Sejak kecil Alamsjah sudah diajarkan mengaji di kampung halamannya. Terkadang kakeknya sendiri yang mengajarkan mengaji, salat dan ibadah-ibadah lainnya.
Di usia remaja, Alamsjah masuk ke HIS (Hollands Inlandsche School). Lalu dalam usia yang relatif muda, 17 tahun, Alamsjah bergabung di Gyu Gun Kyo Iku Kanbu (sekolah militer Jepang) pada tahun 1942. Selesai pendidikan militer, karir tentara pun dia tapaki.

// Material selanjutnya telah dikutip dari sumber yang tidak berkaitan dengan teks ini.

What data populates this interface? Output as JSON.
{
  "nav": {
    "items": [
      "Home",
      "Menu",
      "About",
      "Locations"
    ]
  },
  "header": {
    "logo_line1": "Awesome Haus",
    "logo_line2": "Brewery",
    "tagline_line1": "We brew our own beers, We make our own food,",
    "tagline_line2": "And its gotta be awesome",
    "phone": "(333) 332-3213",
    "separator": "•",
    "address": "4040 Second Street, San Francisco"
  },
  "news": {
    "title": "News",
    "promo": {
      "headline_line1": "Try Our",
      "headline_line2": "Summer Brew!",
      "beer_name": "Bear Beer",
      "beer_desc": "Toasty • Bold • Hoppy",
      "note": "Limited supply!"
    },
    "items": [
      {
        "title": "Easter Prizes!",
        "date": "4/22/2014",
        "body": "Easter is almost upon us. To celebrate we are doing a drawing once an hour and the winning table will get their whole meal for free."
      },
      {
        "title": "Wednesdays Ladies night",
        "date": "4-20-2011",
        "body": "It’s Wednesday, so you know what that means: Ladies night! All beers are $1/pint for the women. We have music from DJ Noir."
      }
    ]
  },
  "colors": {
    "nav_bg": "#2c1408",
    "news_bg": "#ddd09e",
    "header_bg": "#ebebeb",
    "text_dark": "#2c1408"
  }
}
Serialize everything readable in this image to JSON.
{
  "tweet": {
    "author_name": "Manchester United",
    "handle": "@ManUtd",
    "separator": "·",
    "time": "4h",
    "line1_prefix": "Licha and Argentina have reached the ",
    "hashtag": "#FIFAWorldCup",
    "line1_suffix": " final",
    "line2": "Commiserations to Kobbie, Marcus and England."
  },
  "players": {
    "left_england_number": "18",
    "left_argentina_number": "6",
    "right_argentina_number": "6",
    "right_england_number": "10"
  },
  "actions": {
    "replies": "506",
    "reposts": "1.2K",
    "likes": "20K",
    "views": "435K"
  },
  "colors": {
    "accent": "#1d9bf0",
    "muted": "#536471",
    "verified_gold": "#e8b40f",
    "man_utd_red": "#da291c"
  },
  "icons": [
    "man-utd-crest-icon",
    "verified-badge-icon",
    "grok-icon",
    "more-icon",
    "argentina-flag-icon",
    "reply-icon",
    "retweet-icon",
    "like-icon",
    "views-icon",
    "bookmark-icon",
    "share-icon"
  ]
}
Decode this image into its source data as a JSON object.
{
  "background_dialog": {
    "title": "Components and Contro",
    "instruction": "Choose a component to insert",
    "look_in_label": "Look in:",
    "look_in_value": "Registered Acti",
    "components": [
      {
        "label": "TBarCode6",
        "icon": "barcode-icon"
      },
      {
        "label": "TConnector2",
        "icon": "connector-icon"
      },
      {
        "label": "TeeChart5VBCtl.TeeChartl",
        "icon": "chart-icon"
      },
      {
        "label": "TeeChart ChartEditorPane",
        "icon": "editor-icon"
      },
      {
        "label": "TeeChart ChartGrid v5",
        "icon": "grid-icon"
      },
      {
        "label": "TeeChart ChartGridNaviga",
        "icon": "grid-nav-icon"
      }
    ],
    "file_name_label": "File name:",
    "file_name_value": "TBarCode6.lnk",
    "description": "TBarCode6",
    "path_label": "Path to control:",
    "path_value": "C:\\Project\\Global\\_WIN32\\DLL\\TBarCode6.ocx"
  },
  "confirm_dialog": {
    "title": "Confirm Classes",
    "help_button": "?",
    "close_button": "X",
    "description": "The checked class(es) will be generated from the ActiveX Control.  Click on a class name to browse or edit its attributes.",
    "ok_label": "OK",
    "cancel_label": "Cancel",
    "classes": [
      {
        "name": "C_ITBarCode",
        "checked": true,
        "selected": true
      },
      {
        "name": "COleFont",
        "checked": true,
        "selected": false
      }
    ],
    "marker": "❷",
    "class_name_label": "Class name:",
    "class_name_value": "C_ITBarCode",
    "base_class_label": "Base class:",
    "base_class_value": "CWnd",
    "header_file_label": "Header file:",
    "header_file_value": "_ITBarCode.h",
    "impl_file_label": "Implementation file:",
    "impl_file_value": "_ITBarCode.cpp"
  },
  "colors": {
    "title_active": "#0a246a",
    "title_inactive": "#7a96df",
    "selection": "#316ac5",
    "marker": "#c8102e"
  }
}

Di militer, Alamsjah dekat dengan Presiden Soeharto hingga pernah ditunjuk sebagai sekretaris negara. Jabatan ini tidak lama dia emban, karena terjadi gejala iri hati di lingkungan istana negara. Di antaranya, menurut Alamsjah, hasutan oleh Soedjono Humardani (pendiri CSIS) bahwa dirinya “terlalu Islam” dan “anti aliran kebatinan”.
Setelah pindah tugas ke Belanda sebagai duta besar pada 1971, lelaki yang terkenal dengan peci miring dan kacamata hitamnya ini ditunjuk menjadi menteri agama pada 1988. Alamsjah ditunjuk sebagai menteri agam ditengah kondisi ketegangan antara umat Islam dan negara. Kala itu, mulai terdengar aspirasi politik umat Islam namun negara memberikan tekanan yang cukup kuat.
Karena itu, sebagai menteri agama, Alamsjah mendapatkan tugas khusus dari Presiden Soeharto yaitu, membimbing dan mengarahkan agar seluruh umat beragama masuk dalam kerangka Pancasila dan UUD 1945, mengarahkan supaya seluruh umat beragama di Indonesia menjadi faktor yang membantu usaha pemantapan stabilitas dan ketahanan nasional, dan menghilangkan segala keraguan dan kecurigaan antara umat beragama dan pemerintah, sehingga umat beragama dan pemerintah dapat bersama-sama membangun bangsa dan negara berdasarkan Pancasila.
Upaya ini dijalankan dengan serius oleh Alamsjah. Salah satu ungkapan yang terkenal yaitu, “Pancasila merupakan pengorbanan dan hadiah umat Islam.”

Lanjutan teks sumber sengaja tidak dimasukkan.